Who needs human contact when you can just cuddle a pile of clothes fresh out of the dryer
Accidentally sucked up a ghost in my vacuum cleaner, not sure what the protocol is for this
Lord give me the strength to stop buying a sausage roll every single time I pass somewhere that sells sausage rolls.
Assorted bandaid box-
3 in a size you need
12 you can make work
35 round to weigh box down
Its real cute how pedestrians confuse “right of way” with immortality.
Just found the worst page in the entire dictionary. What I saw was disgraceful, disgusting, dishonest, and disingenuous.
Due to personal reasons I will be saying “aye” and “arggg” instead of yes and no from now on. Please respect my piracy during this difficult time.
nothing more rude than taking a photo of yourself and it looking like how you actually look, and not how you look inside your head
The only way my mother-in-law would approve of our Christmas tree is if I were hanging from it.
I should have been a Librarian, my favourite thing to do is telling people to shut up
The only thing keeping most of you from having a great dating life is…
Your spouse 🤷
When I said “I’m really good in bed” I was referring to sleeping. Sorry for the misunderstanding, you can pull your pants up now.
My husband thinks it’s embarrassing when I sing to my tomato plants when the neighbors are outside. But I think it’s embarrassing he doesn’t.
Eating an expensive steak is good and all but have you ever ordered wings at a classy restaurant, love the look on the waiter’s face.

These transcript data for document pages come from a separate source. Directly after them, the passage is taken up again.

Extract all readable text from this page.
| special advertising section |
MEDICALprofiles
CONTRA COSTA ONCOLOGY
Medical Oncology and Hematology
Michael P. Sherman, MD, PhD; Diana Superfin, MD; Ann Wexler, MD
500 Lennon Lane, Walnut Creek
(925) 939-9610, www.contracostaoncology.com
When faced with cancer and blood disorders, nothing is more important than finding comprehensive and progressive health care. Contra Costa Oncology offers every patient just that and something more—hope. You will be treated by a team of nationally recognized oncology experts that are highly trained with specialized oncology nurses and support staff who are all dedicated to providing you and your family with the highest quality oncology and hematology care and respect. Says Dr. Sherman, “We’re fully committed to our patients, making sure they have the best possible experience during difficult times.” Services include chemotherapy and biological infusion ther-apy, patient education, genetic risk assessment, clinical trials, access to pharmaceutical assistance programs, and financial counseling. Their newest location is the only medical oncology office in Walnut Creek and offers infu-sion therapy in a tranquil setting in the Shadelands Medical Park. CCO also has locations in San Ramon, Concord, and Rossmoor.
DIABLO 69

Her: YOU’RE A PIECE OF SHIT!
Me: Well… at least I’m not all of the shit
Sex so good you see dead people.
My safe word is Worcestershire
The doctor said I’m addicted to meat but I said surely it can’t do any ham?
What I heard:
Wanna see who can outstink each other, pick ticks, worry about serial killers and fight bears for the good pooping spots?What they said: Want to go camping?
“That is fertilizer” -Vin Scully
not to brag but once I was flirting with this girl and a day later she got back with her ex
ME: u know what they say, drink with one eye open
WIFE: they don’t say that, you’re drunk
ME: *closes other eye* it is very dark in here
“they arent wearing seatbelts” – my mom watching a car chase scene in any action movie
HEY GRAPEFRUIT, know what else is a grape AND a fruit? GRAPES. yeah. so get your own name you citrus idiot
Me, since I was 5: I wish I had curly hair!!
Life: Okay, I’ll give her only one curly hair that’s gray and sticks straight up in her mid thirties.
Told my boss I would be turning in my badge and my gun. He said you work in IT, why do you have a gun.
This morning my therapist said more people need to do things without expecting anything in return, so I left without paying her.
I schedule my tweets pretty far out in advance, so I might not be funny now, but I’ve got a banger coming in August of 2037.
Getting caught under your desk and coming up with nothing in your hand is always so hard to explain.